Two is better than one
Travelling in a pair around China is not a bad idea as there may be moments of high stress if a train is missed or if you are struggling to communicate with someone, having another person with you gets some of that pressure off your shoulders as you can work together to handle whatever obstacle comes your way.
Talk to the locals
Locals are able to offer a lot of advice – what places to see, how to get somewhere. During my travels in China, most were very approachable and open to answer any questions. Hostel staff also gives great insights, sometimes they create small guides for travelers that offer specific details such as bus numbers. Local tourism offices are quite common, and staff usually speaks English. However, you must always be wary about talking to locals as some may be trying to promote something for their own personal gain or may want money in exchange for their help.
The App WeChat is the main platform for communication in China and is similar to Whatsapp. It will come in very handy when travelling as you can add individuals that you meet along the way, and not only stay in touch with them but also ask for advice as you continue your travels.

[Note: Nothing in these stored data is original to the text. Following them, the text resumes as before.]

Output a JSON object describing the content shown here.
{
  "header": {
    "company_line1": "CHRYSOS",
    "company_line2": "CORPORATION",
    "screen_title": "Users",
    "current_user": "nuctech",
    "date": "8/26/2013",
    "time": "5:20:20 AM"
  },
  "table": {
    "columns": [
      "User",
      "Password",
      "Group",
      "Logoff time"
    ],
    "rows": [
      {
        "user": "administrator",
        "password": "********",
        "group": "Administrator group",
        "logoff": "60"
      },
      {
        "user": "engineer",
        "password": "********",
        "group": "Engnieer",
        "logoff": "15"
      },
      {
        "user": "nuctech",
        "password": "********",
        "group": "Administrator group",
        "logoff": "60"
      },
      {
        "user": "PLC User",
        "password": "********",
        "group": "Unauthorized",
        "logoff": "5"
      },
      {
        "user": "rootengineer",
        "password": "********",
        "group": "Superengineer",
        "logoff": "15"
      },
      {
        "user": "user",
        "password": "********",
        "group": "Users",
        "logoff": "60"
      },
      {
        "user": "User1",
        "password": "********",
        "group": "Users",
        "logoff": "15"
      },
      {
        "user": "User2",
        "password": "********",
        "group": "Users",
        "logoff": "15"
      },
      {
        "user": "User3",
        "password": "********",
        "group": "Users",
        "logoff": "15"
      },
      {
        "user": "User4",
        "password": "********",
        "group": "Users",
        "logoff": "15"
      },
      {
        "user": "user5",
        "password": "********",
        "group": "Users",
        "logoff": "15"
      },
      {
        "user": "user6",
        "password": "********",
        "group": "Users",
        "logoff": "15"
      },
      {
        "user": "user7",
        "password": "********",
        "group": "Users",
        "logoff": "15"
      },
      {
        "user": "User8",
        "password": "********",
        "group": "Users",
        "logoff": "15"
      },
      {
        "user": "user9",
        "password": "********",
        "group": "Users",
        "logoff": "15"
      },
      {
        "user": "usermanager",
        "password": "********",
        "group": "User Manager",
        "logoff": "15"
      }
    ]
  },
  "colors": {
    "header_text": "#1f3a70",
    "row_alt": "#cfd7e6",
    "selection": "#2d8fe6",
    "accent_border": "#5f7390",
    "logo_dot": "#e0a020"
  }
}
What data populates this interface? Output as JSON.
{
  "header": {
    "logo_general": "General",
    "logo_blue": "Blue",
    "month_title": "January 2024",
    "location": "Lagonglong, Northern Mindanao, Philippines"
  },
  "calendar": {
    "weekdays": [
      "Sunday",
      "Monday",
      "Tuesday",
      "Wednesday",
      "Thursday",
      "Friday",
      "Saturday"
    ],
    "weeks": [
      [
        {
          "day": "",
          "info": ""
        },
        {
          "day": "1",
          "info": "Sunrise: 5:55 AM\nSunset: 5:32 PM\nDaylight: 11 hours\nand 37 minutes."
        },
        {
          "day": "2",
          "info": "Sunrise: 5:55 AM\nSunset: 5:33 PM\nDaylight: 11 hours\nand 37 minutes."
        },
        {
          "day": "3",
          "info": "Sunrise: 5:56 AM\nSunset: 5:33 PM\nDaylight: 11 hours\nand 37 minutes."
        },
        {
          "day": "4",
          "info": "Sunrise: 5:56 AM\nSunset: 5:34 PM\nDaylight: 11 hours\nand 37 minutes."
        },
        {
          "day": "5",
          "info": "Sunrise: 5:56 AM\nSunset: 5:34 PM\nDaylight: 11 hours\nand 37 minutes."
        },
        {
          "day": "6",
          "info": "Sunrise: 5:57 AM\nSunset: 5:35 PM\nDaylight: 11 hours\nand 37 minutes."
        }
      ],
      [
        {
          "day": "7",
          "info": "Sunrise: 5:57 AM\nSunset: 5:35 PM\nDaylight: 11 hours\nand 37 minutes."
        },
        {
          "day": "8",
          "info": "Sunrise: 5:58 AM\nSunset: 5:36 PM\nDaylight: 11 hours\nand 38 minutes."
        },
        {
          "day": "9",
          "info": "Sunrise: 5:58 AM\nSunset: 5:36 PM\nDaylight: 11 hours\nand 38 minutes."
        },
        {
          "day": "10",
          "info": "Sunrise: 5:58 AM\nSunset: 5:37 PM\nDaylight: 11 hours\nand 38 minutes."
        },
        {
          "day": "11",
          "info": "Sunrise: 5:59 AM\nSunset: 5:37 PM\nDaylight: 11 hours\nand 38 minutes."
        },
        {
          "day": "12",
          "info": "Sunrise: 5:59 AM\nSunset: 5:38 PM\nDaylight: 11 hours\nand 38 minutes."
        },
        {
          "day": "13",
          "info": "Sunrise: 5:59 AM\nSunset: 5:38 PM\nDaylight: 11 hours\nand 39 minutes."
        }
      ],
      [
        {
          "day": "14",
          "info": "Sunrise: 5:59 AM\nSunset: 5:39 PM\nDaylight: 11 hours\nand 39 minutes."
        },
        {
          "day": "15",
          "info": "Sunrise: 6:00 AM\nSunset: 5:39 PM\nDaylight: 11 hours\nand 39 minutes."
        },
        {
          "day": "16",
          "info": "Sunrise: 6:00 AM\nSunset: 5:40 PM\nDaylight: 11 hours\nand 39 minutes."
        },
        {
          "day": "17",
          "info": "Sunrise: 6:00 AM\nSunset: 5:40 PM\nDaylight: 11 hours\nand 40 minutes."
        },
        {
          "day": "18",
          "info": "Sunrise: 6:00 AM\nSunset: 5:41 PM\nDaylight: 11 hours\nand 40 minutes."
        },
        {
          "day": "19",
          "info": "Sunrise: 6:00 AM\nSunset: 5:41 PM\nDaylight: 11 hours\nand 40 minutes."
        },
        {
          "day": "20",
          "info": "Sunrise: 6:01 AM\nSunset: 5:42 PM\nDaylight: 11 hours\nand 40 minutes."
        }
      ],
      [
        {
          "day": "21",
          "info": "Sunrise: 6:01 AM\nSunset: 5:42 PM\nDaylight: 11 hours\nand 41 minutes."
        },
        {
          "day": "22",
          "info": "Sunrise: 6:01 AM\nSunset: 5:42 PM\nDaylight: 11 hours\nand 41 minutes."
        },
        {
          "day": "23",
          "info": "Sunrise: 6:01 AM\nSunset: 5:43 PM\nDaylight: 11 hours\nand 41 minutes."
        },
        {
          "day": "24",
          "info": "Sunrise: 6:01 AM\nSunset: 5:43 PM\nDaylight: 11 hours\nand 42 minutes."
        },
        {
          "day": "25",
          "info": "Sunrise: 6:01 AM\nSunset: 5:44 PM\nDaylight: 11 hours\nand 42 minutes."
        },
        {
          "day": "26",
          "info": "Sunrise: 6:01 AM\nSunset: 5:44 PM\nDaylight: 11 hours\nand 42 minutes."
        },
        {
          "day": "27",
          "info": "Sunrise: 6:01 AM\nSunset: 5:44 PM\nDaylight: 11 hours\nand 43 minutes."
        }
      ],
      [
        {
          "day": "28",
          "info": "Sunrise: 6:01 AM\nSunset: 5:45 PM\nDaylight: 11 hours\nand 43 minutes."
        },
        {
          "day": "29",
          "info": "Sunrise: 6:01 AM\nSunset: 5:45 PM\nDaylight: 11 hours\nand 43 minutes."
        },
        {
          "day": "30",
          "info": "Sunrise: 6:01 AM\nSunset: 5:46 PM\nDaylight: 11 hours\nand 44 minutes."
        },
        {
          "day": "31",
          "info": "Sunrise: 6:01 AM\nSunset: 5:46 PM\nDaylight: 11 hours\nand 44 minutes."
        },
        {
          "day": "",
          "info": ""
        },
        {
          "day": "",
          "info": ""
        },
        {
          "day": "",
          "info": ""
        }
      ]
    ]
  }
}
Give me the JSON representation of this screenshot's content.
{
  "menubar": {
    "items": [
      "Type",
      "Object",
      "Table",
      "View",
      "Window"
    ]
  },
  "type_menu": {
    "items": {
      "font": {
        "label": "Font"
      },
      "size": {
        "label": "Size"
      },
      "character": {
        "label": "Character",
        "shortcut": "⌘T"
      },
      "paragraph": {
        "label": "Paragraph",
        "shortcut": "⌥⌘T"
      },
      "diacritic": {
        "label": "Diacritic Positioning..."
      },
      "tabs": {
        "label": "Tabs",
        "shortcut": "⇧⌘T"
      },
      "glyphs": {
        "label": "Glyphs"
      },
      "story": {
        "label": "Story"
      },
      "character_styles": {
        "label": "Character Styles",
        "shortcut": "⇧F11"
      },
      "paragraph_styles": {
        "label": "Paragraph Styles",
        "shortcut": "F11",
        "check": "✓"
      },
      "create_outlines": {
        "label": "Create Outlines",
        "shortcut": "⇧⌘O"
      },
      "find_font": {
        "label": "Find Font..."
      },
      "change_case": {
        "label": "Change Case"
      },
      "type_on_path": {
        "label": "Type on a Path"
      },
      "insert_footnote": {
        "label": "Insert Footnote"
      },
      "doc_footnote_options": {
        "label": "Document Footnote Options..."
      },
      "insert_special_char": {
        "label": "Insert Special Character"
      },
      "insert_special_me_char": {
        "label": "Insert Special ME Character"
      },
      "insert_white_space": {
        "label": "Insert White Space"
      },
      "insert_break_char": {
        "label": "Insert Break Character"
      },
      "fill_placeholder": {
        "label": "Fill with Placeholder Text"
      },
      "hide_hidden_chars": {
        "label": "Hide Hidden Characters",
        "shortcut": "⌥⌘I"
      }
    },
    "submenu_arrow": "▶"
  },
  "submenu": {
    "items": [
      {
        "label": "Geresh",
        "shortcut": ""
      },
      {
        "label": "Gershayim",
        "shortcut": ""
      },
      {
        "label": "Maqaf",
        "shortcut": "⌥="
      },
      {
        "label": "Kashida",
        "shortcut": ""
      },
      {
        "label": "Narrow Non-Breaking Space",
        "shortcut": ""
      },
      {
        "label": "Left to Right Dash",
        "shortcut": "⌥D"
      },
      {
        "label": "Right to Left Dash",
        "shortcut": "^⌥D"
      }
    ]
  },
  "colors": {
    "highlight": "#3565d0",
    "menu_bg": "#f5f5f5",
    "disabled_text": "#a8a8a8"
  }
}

Bring a travel guide with you
It is not always easy to get Internet access in China, therefore carrying a guide will facilitate your travels. The Lonely Planet guide offers in-depth information of specific sites, and usually has a list with a range of hotels/hostels options, including addresses both in Chinese and English, as well as phone numbers to these locations. However, the pace of development in China meant that we found that restaurants and hotels had closed down or relocated. So be prepared for your guide to become out of date – it’s always good to have a few backup options just in case!
Check for temperatures
Temperatures can vary dramatically within one province! The city of Turpan in Xinjiang province can get as hot as 50 degrees during the Summer, while the Karakoram highway has temperatures of 0 degrees at night time. Make sure to check what the temperature will be like before you go, and to pack a range of clothing, in order to survive all kinds of temperatures!
Download translation apps
Download translation apps to be able to properly communicate with locals. The app Pleco was a saviour on many occasions when I was travelling around China.
Research to make sure that you are being culturally sensitive
Culture throughout China varies drastically. There are six recognised religions within China, each with their own customs. It is important that you find out what religion is practiced in the area that you are visiting, and what you should do in order to be a respectful tourist. When I was travelling in Xinjiang, it was during Ramadan, a month long fasting period practiced by Muslims worldwide. To be respectful I had to avoid eating or holding food in public. I also made sure not to show much skin as Uygur women typically wear one-piece dresses. However, when I went to the neighboring province of Qinghai, locals practiced Buddhism, so I had to familiarise myself with their religion by doing some prior research.
Before you embark on your journey, make sure to do your research on which insurance will be most suitable for the activities that you are taking on. The FCO offers great advice on foreign travel insurance.